Elena Cicorella’s costumes are questionable: the soldiers seemed as if they were warriors from the Star Wars saga with galaxy belts and an obscure mimicry. Desdemona was a mix of La fanciulla del West and a colourful and plastic clown. Emilia looked like a medieval dame in an elegant velvet dress, Cassio a vampire from Herzog’s Nosferatu. The costumes displayed a lack of coherence and uniformity.

Musically speaking, this Otello is precious. Noseda has just conducted with passion and rigor also one of the other Verdi’s “late” works, the Messa da Requiem. He engaged with lively rhythms and wound the large orchestra up to the hell of Otello’s perdition and rage. The woodwinds’ murmuring introduction to Act IV, the explosion of the orchestra according to the parallel Otello’s “Demonio, taci!”: everything was masterly realised, also thanks to the fine performance of the remarkable chorus, always in full synch with Noseda.

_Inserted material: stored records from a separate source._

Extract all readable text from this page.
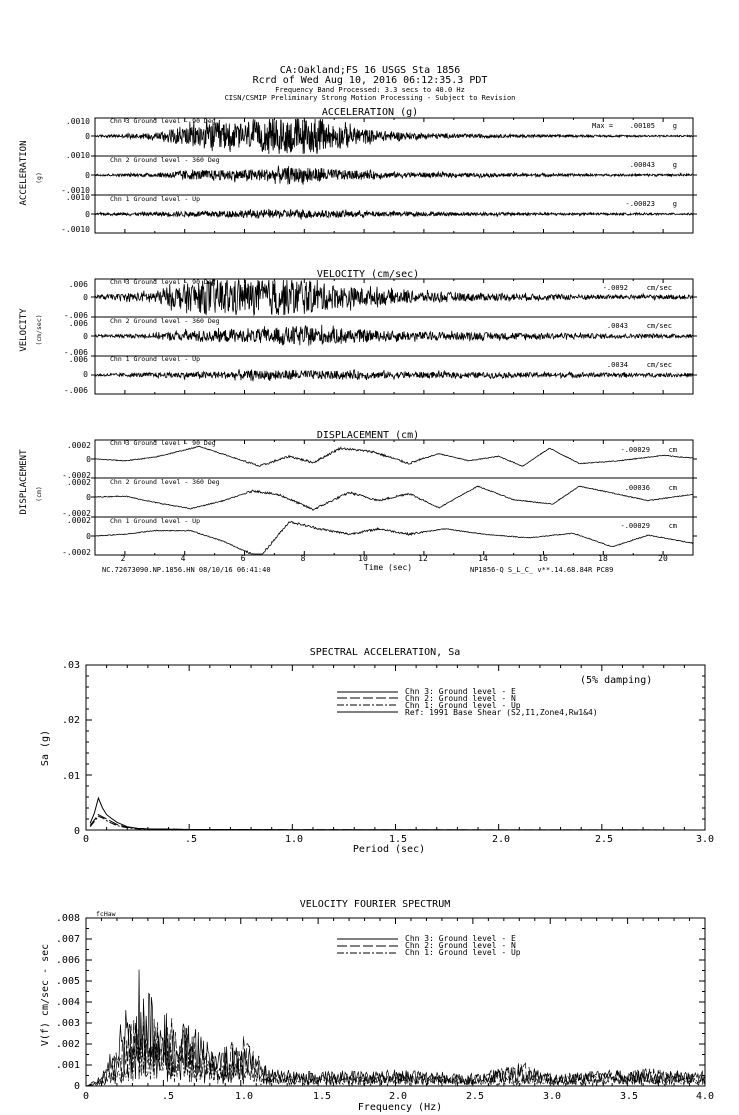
CA:Oakland;FS 16 USGS Sta 1856
Rcrd of Wed Aug 10, 2016 06:12:35.3 PDT
Frequency Band Processed: 3.3 secs to 40.0 Hz
CISN/CSMIP Preliminary Strong Motion Processing - Subject to Revision
ACCELERATION (g)
ACCELERATION (g)
Chn 3 Ground level - 90 Deg
Chn 2 Ground level - 360 Deg
Chn 1 Ground level - Up
Max = .00105	g
.00043	g
-.00023	g
.0010
0
.0010
0
-.0010
.0010
0
-.0010
VELOCITY (cm/sec)
VELOCITY (cm/sec)
Chn 3 Ground level - 90 Deg
Chn 2 Ground level - 360 Deg
Chn 1 Ground level - Up
-.0092	cm/sec
.0043	cm/sec
.0034	cm/sec
.006
0
-.006
.006
0
-.006
.006
0
-.006
DISPLACEMENT (cm)
DISPLACEMENT (cm)
Chn 3 Ground level - 90 Deg
Chn 2 Ground level - 360 Deg
Chn 1 Ground level - Up
-.00029	cm
.00036	cm
-.00029	cm
.0002
0
-.0002
.0002
0
-.0002
.0002
0
-.0002
2	4	6	8	10	12	14	16	18	20
Time (sec)
NC.72673090.NP.1856.HN 08/10/16 06:41:40	NP1856-Q S_L_C_ v**.14.68.84R PC89
SPECTRAL ACCELERATION, Sa
Sa (g)
Period (sec)
(5% damping)
0
.01
.02
.03
0	.5	1.0	1.5	2.0	2.5	3.0
Chn 3: Ground level - E
Chn 2: Ground level - N
Chn 1: Ground level - Up
Ref: 1991 Base Shear (S2,I1,Zone4,Rw1&4)
VELOCITY FOURIER SPECTRUM
V(f) cm/sec - sec
Frequency (Hz)
fcHaw
0
.001
.002
.003
.004
.005
.006
.007
.008
0	.5	1.0	1.5	2.0	2.5	3.0	3.5	4.0
Chn 3: Ground level - E
Chn 2: Ground level - N
Chn 1: Ground level - Up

Salvatore Cordella (Cassio) and Luca Casalin (Roderigo) demonstrated good voices and techniques and were convincing on stage (despite their costumes). Ambrogio Maestri was a treacherous and manipulating Iago. He confirmed himself as baritone of enormous interest: he was self-confident on stage and showed a mighty voice that he was able to pitch splendidly. Maestri wriggled out of the tough Verdian musical fabric with disarming nonchalance.

Gregory Kunde has sung on the professional stage for more than 35 years and is still singing brilliantly at 60. His voice is powerful and burnished, combined with a modulating phrasing and a flawless diction. He was also a great actor: he himself and Desdemona (Erika Grimaldi) provided intense moments. Just consider the duet “Già nella notte densa” (Act I), where the two eventually rejoined themselves after hard times and intoned a hymn to their immense love. Grimaldi embodied a fragile and innocent Desdemona, endowed with a crystalline timbre and an outstanding voice: her performance  is moving during her humiliation in front of the ambassador Lodovico. She sang with heartbreaking melancholy in a delicate 'Willow Song' and an almost whispered Ave Maria. The conclusion was powerful and agonizing: Kunde, knelt down next to the lifeless body of Desdemona, sadly implored one more kiss, just another kiss.